After the initial disruption, Amazon took four hours to get all the systems back up and running.
Now we know how it happened.
On Tuesday morning, members of the S3 team were debugging the billing system.
The network is normally capable of handling the loss of numerous servers, however, the large number that went offline Tuesday led to a cascading failure of a large portion of AWS' network.
The wrong command didn't actually cause the outage, but it took down the wrong S3 servers, forcing a full restart.
The subsystems were important. One of those was the index subsystem, which handles metadata and location information for all S3 objects in the US-EAST-1 region. Without it, services that depend on it couldn't perform basic data retrieval and storage tasks. Anyway, the employee was trying to take a few servers offline to work on the billing issue but made a typo in the command and accidentally took a whole bunch of servers offline instead.
Amazon's S3 cloud hosting service - and the many popular websites and apps run off the S3 platform - were hobbled Wednesday, leading to consternation across the internet.
Amazon said S3 was created to be able to handle losing a few servers.
An outage in the company's Simple Storage Service or Amazon S3 resulted in hampering its clients' operations for more than three and half hours. It's also declaring war on typos.

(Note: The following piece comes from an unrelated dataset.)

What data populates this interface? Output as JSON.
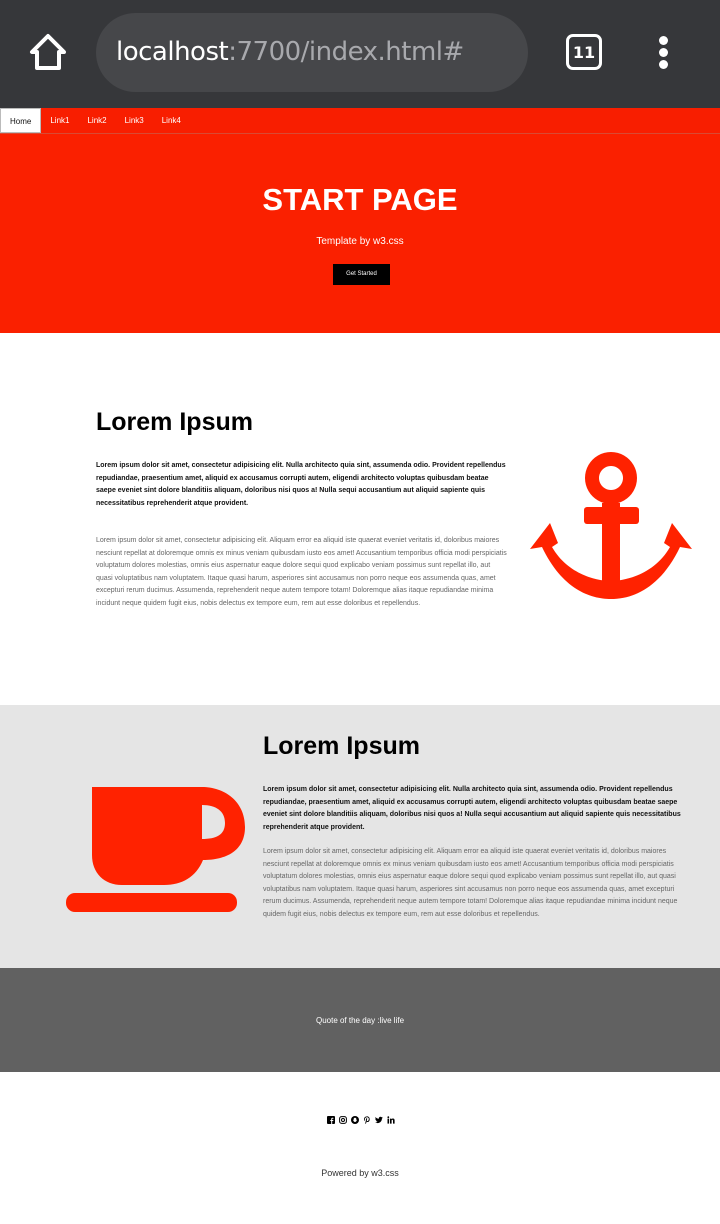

"We have modified this tool to remove capacity more slowly and added safeguards to prevent capacity from being removed when it will take any subsystem below its minimum required capacity level", the company says. The Service Health Dashboard did display a message showing that S3 was having issues, but for a time all other services looked okay despite that they were not.
To a certain extent, AWS were lucky with the outage as it only affected the region of northern Virginia, but promised it has now put protection measures in place to prevent a similar incident from happening again. During that time, S3 was unable to accept requests from the list of clients that were affected by the particular servers that went down, Ars Technica reports.
Amazon concluded its explanation with this message: "Finally, we want to apologize for the impact this event caused for our customers".